- Risk aversion gripping markets before nonfarm payrolls data
- Benchmark 10-year yield down five basis points this week
Treasuries rose on Friday for a second day while futures contracts on the Standard & Poor’s 500 Index fell as investors reduced exposure to risks in favor of haven assets before the U.S. employment report for August.
Benchmark 10-year notes headed for a weekly gain as investors cut back on expectations for the first interest-rate increase by the Federal Reserve since 2006 this month amid turmoil in global markets. Employers in the U.S. added 217,000 jobs in August, versus 215,000 in July, according to a Bloomberg survey of economists.
“Risk-off sentiment in Asia is supporting U.S. Treasuries,” said Vincent Chaigneau, global head of rates and foreign-exchange strategy at Societe Generale SA in London. “We see risks as asymmetric into payrolls data. A strong report is likely to be discounted by the market, given that global developments can still weigh heavily on the Fed’s decision to hike.”
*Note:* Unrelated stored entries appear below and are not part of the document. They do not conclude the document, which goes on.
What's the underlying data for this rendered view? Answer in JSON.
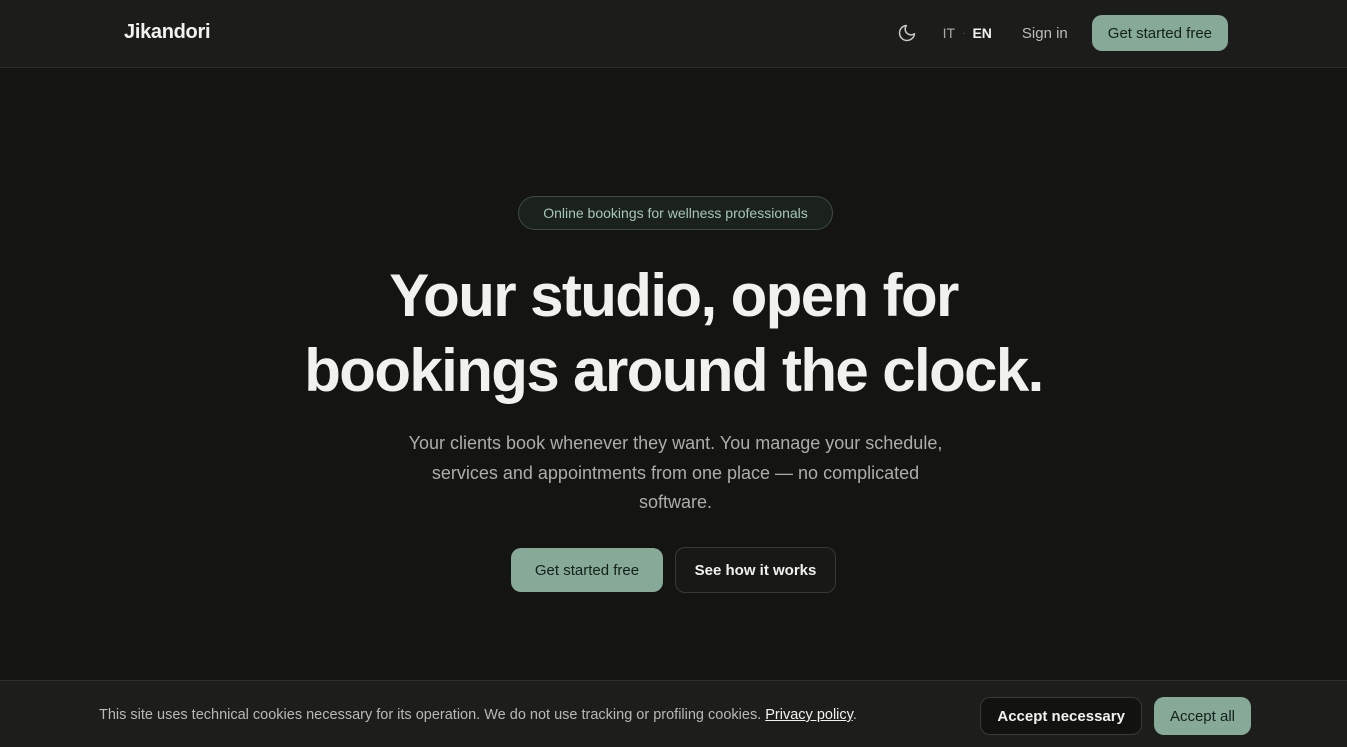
{
  "header": {
    "logo": "Jikandori",
    "theme_icon": "moon-icon",
    "lang_it": "IT",
    "lang_separator": "·",
    "lang_en": "EN",
    "sign_in": "Sign in",
    "cta": "Get started free"
  },
  "hero": {
    "badge": "Online bookings for wellness professionals",
    "headline_line1": "Your studio, open for",
    "headline_line2": "bookings around the clock.",
    "subtitle": "Your clients book whenever they want. You manage your schedule, services and appointments from one place — no complicated software.",
    "primary_cta": "Get started free",
    "secondary_cta": "See how it works"
  },
  "cookie_banner": {
    "text": "This site uses technical cookies necessary for its operation. We do not use tracking or profiling cookies.",
    "policy_link": "Privacy policy",
    "suffix": ".",
    "accept_necessary": "Accept necessary",
    "accept_all": "Accept all"
  },
  "colors": {
    "background": "#141413",
    "accent": "#87aa98",
    "badge_text": "#a6c6b5"
  }
}
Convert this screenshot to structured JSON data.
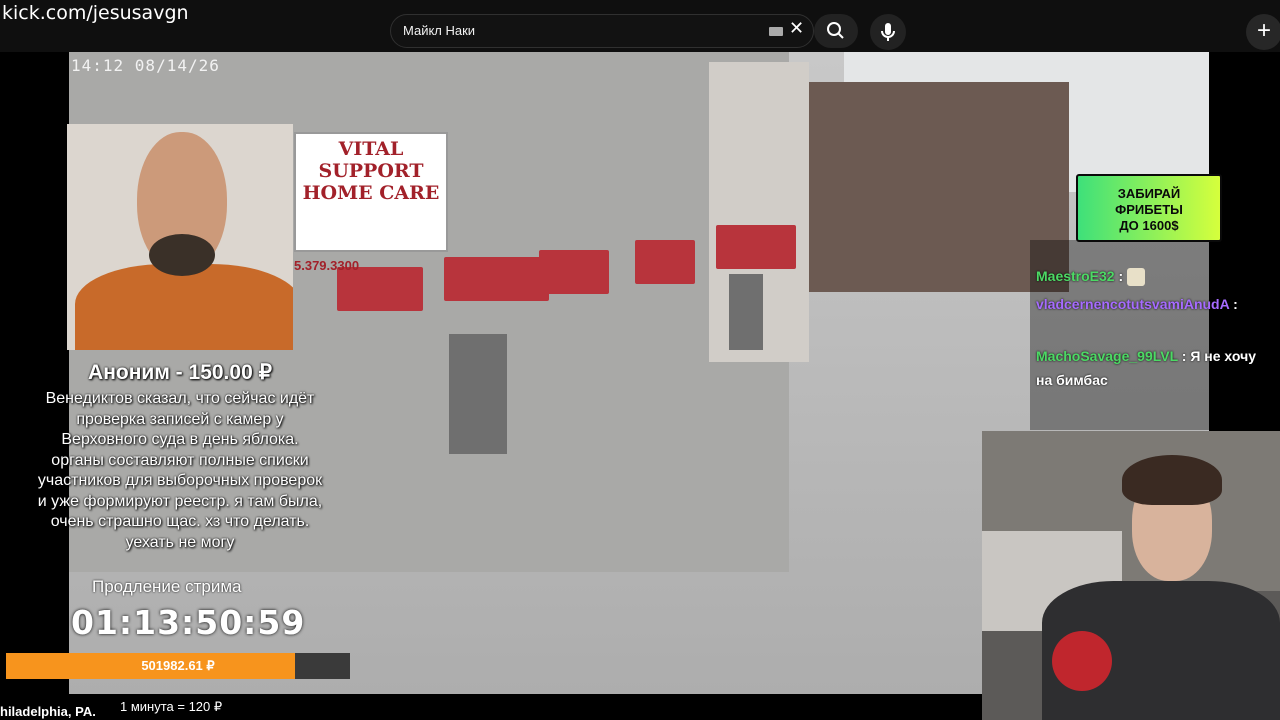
{
  "browser": {
    "channel_url": "kick.com/jesusavgn",
    "search_value": "Майкл Наки"
  },
  "stream": {
    "camera_timestamp": "14:12 08/14/26",
    "location": "hiladelphia, PA.",
    "sign_title": "VITAL SUPPORT HOME CARE",
    "sign_phone": "5.379.3300"
  },
  "donation": {
    "donor_line": "Аноним - 150.00 ₽",
    "message_lines": [
      "Венедиктов сказал, что сейчас идёт",
      "проверка записей с камер у",
      "Верховного суда в день яблока.",
      "органы составляют полные списки",
      "участников для выборочных проверок",
      "и уже формируют реестр. я там была,",
      "очень страшно щас. хз что делать.",
      "уехать не могу"
    ]
  },
  "subathon": {
    "label": "Продление стрима",
    "timer": "01:13:50:59",
    "progress_text": "501982.61 ₽",
    "progress_fraction": 0.84,
    "rate": "1 минута = 120 ₽",
    "accent": "#f7941d"
  },
  "ad": {
    "lines": [
      "ЗАБИРАЙ",
      "ФРИБЕТЫ",
      "ДО 1600$"
    ]
  },
  "chat": {
    "messages": [
      {
        "user": "MaestroE32",
        "text": "",
        "user_color": "#4cd964"
      },
      {
        "user": "vladcernencotutsvamiAnudA",
        "text": "",
        "user_color": "#a66bff"
      },
      {
        "user": "MachoSavage_99LVL",
        "text": "Я не хочу",
        "user_color": "#4cd964"
      },
      {
        "user": "",
        "text": "на бимбас",
        "user_color": "#ffffff"
      }
    ]
  }
}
Treasury 10-year note yields dropped three basis points, or 0.03 percentage point, to 2.13 percent as of 6:59 a.m. New York time, based on Bloomberg Bond Trader data. The yield has declined five basis points this week. The 2 percent security due in August 2025 rose 9/32, or $2.81 per $1,000 face amount, to 98 27/32.
S&P futures contracts expiring this month fell 1 percent.
The odds of an increase in U.S. interest rates in September have fallen to 26 percent from 40 percent at the end of July, according to futures data compiled by Bloomberg. The probability by October is 40 percent, and by December it’s 55 percent.
Recent data suggested the U.S. economic expansion maintained its momentum. The Institute for Supply Management’s non-manufacturing index published on Thursday saw the second-highest reading since 2005. A private report Wednesday showed hiring was on pace in August, while a separate Fed report showed the U.S. economy expanded across most regions and industries.
Yet, concern mounted that the economic slowdown in China will have a ripple impact on emerging-market economies, and higher U.S. interest rates will exacerbate the problem.
“There are compelling reasons for the Federal Reserve not to raise interest rates,” said Pascal Blanque, Paris-based global chief investment officer at Amundi which manages over $1 trillion in assets. “There are risks to an early move, remembering 1937, that has been remembered as a big mistake for the Fed. My view is that there are reasons not to move. Even if they move, it would be little.”